Uwe Bauer: Ich muss sagen, ich war schon erstaunt. Vor allem was die Jugendsachen angeht, haben wir es hier in Forchheim mit außergewöhnlich vielen Fällen zu tun. Es sind vor allem Drogengeschichten. Ich weiß nicht warum, vielleicht durch die Nähe zu Erlangen und Nürnberg. Aber wir haben hier einen richtig kleinen Hotspot.

Inwiefern hat die Corona-Krise Ihre Arbeit im Gericht verändert?

Es gibt beispielsweise nicht mehr Fälle häuslicher Gewalt, wie das häufig angenommen wird. Das können wir überhaupt nicht bestätigen. Meistens dreht es sich bei uns nach wie vor um Diebstähle, Beleidigungen oder Verkehrsdelikte. Die größeren Fälle landen ohnehin im Landgericht Bamberg. Was aber auffällig ist in diesem Jahr: Die typischen Wirtshausschlägereien oder Körperverletzungen, zum Beispiel am Annafest, fallen natürlich coronabedingt aus.

Hat sich die Arbeit im Gericht aufgrund der Pandemie verändert?

Ja, so ziemlich alles. Auf all die Vorgaben und Hygienemaßnahmen immer entsprechend zu reagieren und alles umzusetzen, das ist derzeit meine Hauptbeschäftigung. Jeden Tag kann sich die Situation ändern. Verdachtsfälle hatten wir schon einige, Corona hatte aber zum Glück noch keiner der Mitarbeiter. Es ist dennoch für alle eine einschneidende Geschichte. Bei jedem, der das Gebäude betritt, wird Fieber gemessen. Es herrscht Maskenpflicht auf allen Gängen. In den Sitzungssälen entscheiden die jeweiligen Richter, ob die Maske getragen wird oder nicht. Es ist auch eine Sache der Verständlichkeit. Die Augen verraten nicht immer alles.

Sie haben in Ihrer beruflichen Laufbahn viele Stationen durchlaufen (siehe Infokasten). Gibt es Erlebnisse, die Sie bis heute nicht vergessen haben?
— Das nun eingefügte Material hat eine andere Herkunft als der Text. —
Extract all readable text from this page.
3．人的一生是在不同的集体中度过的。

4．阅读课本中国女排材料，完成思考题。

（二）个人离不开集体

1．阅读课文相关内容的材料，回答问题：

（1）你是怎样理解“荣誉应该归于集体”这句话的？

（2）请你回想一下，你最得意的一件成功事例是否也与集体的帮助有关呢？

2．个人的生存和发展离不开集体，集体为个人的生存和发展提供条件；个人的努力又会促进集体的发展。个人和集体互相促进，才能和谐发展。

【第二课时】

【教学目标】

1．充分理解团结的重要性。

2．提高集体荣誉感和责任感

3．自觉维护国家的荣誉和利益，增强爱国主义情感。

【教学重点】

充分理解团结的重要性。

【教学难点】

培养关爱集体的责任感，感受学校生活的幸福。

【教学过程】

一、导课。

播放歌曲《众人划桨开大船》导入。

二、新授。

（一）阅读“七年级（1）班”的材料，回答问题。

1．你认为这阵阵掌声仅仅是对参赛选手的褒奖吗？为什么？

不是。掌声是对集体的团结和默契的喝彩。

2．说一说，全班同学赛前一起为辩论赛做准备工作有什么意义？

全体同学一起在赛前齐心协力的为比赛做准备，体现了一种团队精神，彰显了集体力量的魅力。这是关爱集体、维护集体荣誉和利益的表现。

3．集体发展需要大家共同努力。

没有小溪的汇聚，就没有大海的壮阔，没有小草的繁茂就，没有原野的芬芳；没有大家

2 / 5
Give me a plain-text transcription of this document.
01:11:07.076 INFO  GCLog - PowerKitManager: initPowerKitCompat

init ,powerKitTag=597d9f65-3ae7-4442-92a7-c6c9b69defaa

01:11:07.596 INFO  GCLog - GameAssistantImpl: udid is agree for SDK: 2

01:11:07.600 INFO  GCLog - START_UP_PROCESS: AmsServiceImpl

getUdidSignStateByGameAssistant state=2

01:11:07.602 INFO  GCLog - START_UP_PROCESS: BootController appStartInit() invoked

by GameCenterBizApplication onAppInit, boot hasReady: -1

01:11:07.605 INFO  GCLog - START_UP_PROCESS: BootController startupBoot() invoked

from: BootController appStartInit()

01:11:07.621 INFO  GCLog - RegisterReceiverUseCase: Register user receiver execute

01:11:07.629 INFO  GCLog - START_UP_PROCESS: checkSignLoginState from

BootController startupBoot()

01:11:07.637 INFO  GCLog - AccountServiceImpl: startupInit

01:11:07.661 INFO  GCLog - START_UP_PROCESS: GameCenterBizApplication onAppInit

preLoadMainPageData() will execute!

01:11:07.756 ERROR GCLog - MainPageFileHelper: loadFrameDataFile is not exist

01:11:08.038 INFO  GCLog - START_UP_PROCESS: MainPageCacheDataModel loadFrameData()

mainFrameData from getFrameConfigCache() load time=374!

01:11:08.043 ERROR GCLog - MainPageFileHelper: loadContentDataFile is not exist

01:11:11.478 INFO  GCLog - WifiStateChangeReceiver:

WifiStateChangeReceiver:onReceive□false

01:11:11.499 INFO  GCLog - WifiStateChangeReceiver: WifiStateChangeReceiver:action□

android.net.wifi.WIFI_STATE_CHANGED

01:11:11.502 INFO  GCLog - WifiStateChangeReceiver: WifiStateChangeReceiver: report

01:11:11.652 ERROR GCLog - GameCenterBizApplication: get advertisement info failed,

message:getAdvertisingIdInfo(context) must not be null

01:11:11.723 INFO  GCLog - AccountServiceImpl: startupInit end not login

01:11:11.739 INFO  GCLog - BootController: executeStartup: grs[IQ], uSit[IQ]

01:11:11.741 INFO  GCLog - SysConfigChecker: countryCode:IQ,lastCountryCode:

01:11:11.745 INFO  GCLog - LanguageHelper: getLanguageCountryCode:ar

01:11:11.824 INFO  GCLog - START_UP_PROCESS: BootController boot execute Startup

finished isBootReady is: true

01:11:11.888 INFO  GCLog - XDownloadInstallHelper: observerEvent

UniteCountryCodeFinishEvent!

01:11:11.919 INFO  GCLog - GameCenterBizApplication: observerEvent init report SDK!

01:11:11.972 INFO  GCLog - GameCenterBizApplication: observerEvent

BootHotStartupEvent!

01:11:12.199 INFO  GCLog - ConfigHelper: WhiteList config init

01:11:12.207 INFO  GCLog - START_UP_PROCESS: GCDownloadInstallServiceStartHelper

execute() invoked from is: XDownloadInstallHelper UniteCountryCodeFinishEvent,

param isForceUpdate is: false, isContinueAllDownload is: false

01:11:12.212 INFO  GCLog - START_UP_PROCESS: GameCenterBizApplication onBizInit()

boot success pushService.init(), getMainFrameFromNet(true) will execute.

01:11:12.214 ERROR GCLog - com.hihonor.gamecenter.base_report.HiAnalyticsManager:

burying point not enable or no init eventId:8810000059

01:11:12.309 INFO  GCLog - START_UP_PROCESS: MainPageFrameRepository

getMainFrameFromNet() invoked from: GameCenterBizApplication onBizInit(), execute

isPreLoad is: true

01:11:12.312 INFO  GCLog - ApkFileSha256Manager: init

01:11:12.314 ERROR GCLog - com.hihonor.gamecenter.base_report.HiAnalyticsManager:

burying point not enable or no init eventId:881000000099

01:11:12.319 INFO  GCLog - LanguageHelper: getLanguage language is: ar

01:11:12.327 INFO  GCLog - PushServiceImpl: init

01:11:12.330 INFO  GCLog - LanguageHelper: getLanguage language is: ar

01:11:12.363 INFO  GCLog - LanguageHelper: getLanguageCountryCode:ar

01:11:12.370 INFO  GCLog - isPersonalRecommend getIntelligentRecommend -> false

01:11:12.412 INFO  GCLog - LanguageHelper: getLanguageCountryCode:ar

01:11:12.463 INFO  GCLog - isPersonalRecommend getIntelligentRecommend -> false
Einmal bin ich einem Angeklagten zufällig wieder begegnet. Ich hatte eine Pizza bestellt und er war der Lieferant. Er hat mich gleich wiedererkannt. Das Amtsgericht verurteilte ihn zu einer Haftstrafe. In der Berufungskammer am Landgericht Bamberg, in der ich arbeitete, überprüfte ich seinen Fall und er bekam Bewährung. Dafür bedankte er sich und erzählte, dass dies sein ganzes Leben verändert hatte. Er sei von den Drogen weggekommen, habe eine Vollzeitstelle und eine feste Beziehung. Das hat mir gezeigt, dass es sich lohnt, jungen Straftätern eine Chance zu geben. Sie selbst sitzen als Direktor nicht mehr im Gericht, sondern sind für die Verwaltung zuständig. Was zählt zu Ihren Hauptaufgaben? Neben der Verwaltung sind es besonders Betreuungsverfahren. Nach Schlaganfällen, bei psychischen Krankheiten wie Demenz oder auch Schizophrenie überprüfe ich gemeinsam mit meinen Kollegen Thomas Heer und Katja Grießl, ob ein Betreuer gebraucht wird oder sogar eine Unterbringung in einer entsprechenden Einrichtung angeordnet werden muss. Wir sind dazu immer vor Ort in den Krankenhäusern und Pflegeheimen, um uns ein persönliches Bild zu machen. Das ist gerade jetzt in Corona-Zeiten nicht immer leicht. Das Gespräch führte Sabine Memmel.